A Pedagogia não diretiva proposta por Carl Rogers, por visar justamente o não controle no sentido do sujeito colocar um poder pessoal sobre o conhecimento, ou seja, ser detentor do saber, muitas vezes é acusada, no meio acadêmico, como um caminho simplista, superficial de acesso, enquanto método de ensino.
O não direcionamento dos conteúdos, bastante defendido por Rogers, não significa descartar o que é proposto nas disciplinas a serem ministradas ou deixar simplesmente por conta do aluno a responsabilidade de sua aprendizagem, mas sim aproveitar dos recursos potenciais do indíviduo, para serem lincados com o conteúdo vigente, trazendo os mesmos para a realidade humana existente em cada aluno.
Na realidade social, estamos acostumados a presenciar a cópia, a reprodução de modelos. Assim, o que mais vivenciamos são situações nas quais seguir um padrão pré estabelecido, esperar que o outro nos guie, que venha nos dizer os caminhos a serem percorridos e que ao mesmo tempo nos retire com esta atitude, nosso senso de autoria na vida, gerando um comodismo em nós.

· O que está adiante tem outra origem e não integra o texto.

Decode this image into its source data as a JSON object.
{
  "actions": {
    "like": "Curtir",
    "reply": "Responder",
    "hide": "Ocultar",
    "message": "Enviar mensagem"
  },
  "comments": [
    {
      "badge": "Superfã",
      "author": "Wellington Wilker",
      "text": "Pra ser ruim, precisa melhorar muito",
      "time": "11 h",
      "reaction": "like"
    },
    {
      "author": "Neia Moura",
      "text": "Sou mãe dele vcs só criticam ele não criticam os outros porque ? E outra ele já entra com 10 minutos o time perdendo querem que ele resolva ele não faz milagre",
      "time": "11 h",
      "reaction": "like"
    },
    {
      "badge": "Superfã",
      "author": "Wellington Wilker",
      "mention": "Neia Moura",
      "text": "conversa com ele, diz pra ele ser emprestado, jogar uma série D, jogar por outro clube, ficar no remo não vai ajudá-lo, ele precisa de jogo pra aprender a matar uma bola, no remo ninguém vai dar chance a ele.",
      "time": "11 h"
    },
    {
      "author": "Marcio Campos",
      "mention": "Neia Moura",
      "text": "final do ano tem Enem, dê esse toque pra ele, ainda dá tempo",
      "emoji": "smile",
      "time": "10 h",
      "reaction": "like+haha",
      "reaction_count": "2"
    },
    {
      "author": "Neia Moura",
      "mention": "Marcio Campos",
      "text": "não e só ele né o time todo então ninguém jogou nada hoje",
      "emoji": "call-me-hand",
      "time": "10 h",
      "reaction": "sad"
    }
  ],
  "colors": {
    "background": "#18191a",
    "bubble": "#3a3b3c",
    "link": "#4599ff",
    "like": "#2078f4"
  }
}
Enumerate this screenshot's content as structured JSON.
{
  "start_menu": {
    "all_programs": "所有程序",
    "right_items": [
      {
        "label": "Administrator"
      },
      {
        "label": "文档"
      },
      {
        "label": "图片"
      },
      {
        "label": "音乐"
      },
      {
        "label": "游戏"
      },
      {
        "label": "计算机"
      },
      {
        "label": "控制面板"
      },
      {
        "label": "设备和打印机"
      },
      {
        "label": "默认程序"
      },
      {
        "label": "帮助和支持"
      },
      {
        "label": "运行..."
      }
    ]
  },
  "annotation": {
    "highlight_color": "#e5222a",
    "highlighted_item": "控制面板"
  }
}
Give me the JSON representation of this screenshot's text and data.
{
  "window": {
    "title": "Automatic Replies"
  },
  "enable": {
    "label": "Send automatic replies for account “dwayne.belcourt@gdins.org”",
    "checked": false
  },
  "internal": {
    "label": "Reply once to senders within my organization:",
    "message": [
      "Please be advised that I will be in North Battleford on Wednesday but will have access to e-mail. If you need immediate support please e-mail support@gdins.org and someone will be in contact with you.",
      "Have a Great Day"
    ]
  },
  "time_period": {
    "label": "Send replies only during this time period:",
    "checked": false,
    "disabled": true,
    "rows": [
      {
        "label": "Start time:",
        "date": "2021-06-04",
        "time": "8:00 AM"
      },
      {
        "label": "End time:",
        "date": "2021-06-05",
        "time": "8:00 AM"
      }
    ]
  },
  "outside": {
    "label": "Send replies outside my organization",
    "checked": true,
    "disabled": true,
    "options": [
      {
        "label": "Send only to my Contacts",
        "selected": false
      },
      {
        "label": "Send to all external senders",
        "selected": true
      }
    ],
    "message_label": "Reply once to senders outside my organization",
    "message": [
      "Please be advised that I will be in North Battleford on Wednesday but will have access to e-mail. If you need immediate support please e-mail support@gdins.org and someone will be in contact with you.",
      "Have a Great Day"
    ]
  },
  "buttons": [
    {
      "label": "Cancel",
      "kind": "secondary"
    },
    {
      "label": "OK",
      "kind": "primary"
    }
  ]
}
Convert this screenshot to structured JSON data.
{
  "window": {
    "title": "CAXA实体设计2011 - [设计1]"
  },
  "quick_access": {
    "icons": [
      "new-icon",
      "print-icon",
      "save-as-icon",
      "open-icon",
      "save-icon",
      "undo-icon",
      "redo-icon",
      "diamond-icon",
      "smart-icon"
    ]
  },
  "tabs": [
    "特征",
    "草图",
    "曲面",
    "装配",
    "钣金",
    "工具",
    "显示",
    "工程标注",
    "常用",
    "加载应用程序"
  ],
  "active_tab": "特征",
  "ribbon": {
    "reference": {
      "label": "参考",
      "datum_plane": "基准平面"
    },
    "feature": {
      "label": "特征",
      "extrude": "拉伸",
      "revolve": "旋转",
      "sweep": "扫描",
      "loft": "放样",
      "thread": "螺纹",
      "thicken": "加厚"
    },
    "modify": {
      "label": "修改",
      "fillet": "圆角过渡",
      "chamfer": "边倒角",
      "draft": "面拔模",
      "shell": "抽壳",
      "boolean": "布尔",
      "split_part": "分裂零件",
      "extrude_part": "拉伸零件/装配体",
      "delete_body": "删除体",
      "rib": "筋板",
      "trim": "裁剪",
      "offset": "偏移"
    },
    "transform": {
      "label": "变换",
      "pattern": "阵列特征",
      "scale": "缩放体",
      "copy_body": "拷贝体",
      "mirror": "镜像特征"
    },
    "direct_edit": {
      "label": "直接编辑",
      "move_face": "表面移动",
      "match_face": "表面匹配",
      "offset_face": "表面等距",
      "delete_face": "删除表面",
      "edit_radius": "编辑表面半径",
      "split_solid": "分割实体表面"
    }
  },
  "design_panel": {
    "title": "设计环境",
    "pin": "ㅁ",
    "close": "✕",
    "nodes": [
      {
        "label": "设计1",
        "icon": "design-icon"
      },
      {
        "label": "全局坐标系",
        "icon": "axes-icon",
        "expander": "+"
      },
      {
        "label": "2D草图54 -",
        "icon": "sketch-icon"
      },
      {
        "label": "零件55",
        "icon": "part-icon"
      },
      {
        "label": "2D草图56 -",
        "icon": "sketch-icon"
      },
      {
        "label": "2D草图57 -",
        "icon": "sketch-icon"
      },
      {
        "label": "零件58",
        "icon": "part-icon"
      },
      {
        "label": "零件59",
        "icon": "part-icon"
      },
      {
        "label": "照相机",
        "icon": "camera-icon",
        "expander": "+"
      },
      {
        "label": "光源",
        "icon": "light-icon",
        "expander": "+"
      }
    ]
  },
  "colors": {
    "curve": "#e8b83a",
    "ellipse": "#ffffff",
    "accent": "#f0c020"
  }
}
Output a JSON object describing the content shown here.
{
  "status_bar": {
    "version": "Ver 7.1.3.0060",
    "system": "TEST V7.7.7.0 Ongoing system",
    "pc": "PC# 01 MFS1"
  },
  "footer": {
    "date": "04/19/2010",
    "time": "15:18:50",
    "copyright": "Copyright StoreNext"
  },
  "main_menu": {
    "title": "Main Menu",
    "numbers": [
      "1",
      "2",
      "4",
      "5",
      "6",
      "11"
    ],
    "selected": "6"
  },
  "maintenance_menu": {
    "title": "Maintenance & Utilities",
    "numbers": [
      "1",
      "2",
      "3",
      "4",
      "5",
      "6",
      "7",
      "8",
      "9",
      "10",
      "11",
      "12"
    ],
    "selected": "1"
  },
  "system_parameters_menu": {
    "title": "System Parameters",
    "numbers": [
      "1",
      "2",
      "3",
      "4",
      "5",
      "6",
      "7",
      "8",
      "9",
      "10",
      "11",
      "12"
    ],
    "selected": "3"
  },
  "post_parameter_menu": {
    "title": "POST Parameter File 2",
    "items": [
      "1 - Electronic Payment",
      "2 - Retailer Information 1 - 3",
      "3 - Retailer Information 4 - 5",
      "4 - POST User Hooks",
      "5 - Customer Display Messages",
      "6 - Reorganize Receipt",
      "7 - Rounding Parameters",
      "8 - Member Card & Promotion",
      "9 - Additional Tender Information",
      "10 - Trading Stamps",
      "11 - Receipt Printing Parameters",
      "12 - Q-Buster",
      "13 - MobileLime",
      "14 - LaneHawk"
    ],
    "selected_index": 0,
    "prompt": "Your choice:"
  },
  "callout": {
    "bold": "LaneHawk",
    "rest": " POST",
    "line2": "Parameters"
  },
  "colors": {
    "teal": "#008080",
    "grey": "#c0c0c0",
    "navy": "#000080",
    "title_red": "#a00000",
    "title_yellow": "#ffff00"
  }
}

A este respeito, Mizukami (1986) comenta que
Em relação à proposta rogeriana, o não-diretivismo é aqui considerado principalmente no que se refere ao respeito dado ao aluno quanto à sua própria atividade, quanto ao “como” ele irá trabalhar os conceitos, quanto às oportunidades de investigação individual. A forma de solução de cada problema é pertinente apenas a cada aluno e a ele caberá encontrá-la (MIZUKAMI, 1986, p. 84).
Uma das críticas direcionadas a Rogers na educação é voltada exatamente para estas questões: como conceber um ensino centrado no aluno? O aluno escolhe o que irá estudar e por ser mais significativo para sua vida, não ‘obedecerá’ a instituição e assim seguir o próprio caminho? Burlar até mesmo os sistemas implantados de normas e regras? Como fazer com que os alunos tenham uma aprendizagem significativa nesses moldes?
Essas e tantas outras críticas e problemáticas são questionadas e interpretadas equivocadamente no meio acadêmico, visto por muitos como senso comum, metodologia frágil, sem recursos, não cabendo e não podendo ser concebido na educação contemporânea.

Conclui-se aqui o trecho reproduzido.